Today brings more of the same. Over the last four days, they have kept each other awake. No one had taken a decent nap. As one of them would doze off, the other would scream for something or cry out in frustration or pain from a cough and wake the other up. But today, after a visit through The Culver’s drive through lane, Twila fell asleep in the car. After she was loaded into my bed, I walked Jada around her room, laying her down occasionally and patting her back until she too was asleep. Now, almost two hours later as they both sleep, I enjoy the first quiet and peace I’ve had day or night in almost three weeks. It doesn’t even matter that I haven’t showered today; the silence refreshes me more than hot water could.
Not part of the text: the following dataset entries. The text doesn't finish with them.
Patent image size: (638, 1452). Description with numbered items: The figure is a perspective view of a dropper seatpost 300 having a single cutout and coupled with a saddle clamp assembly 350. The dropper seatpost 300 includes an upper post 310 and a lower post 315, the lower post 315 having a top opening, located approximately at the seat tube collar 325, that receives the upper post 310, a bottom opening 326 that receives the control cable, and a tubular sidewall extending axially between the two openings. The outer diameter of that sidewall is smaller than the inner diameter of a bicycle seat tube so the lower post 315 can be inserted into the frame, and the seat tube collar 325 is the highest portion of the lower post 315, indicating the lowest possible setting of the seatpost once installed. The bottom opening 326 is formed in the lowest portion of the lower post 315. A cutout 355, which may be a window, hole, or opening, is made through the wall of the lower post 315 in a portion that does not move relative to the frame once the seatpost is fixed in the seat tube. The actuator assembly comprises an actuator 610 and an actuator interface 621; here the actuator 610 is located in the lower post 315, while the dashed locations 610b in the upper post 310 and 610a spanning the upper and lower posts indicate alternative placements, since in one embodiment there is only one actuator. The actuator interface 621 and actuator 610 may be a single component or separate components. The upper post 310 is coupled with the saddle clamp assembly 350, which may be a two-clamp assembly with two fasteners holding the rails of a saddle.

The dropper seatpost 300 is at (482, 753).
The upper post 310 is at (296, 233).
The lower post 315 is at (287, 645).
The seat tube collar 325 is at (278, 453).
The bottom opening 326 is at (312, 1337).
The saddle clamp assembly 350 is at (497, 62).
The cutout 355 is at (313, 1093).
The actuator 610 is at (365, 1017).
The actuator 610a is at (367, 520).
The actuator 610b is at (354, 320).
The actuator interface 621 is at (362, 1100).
I try to enjoy it. I try to enjoy the silence, the lack of wining and fighting and calling out demands. I try to enjoy that I can sit in one place for more than thirty seconds without being summoned to come help in the bathroom, take back a toy on someone’s behalf, make a snack, clean-up a spill. But I can’t help but wonder and worry as I sit here: is this a foretaste of what is to come this winter? Last winter was very difficult for us. Each week seemed to bring a new virus. But these last three weeks have been the first stretch of time I’ve known as a mother that ushered in layers of viruses. Pink eye, bronchitis, ear infections, possible pneumonia now, my doctor warned yesterday. All these infections and sicknesses are piling on to my children all at once.

It doesn’t seem fair. Aren’t I doing everything I can to keep them well? We eat well, we take vitamins, they get lots of sleep, we wash our hands. As their doctor told me yesterday, “you’re doing all you can except keep them in a bubble.”

I know she was joking but as I look down the long dark hall of what this winter may bring, I consider for the first time in two years quitting the gym and homeschooling.

As they sleep, I am afforded for the first time some perspective. I actually miss their energy in this silence. Not their sick, unhappy, miserable energy but their joyful, buoyant, healthy humor and fun. I miss their antics in the aisles at Target and their ability to make each other laugh. I miss listening to them playing games and running around the house.

As I sit in silence I send up prayers spoken and unspoken that ‘energy and antics’ and not the worry and wining of these past four days will be our norm this winter.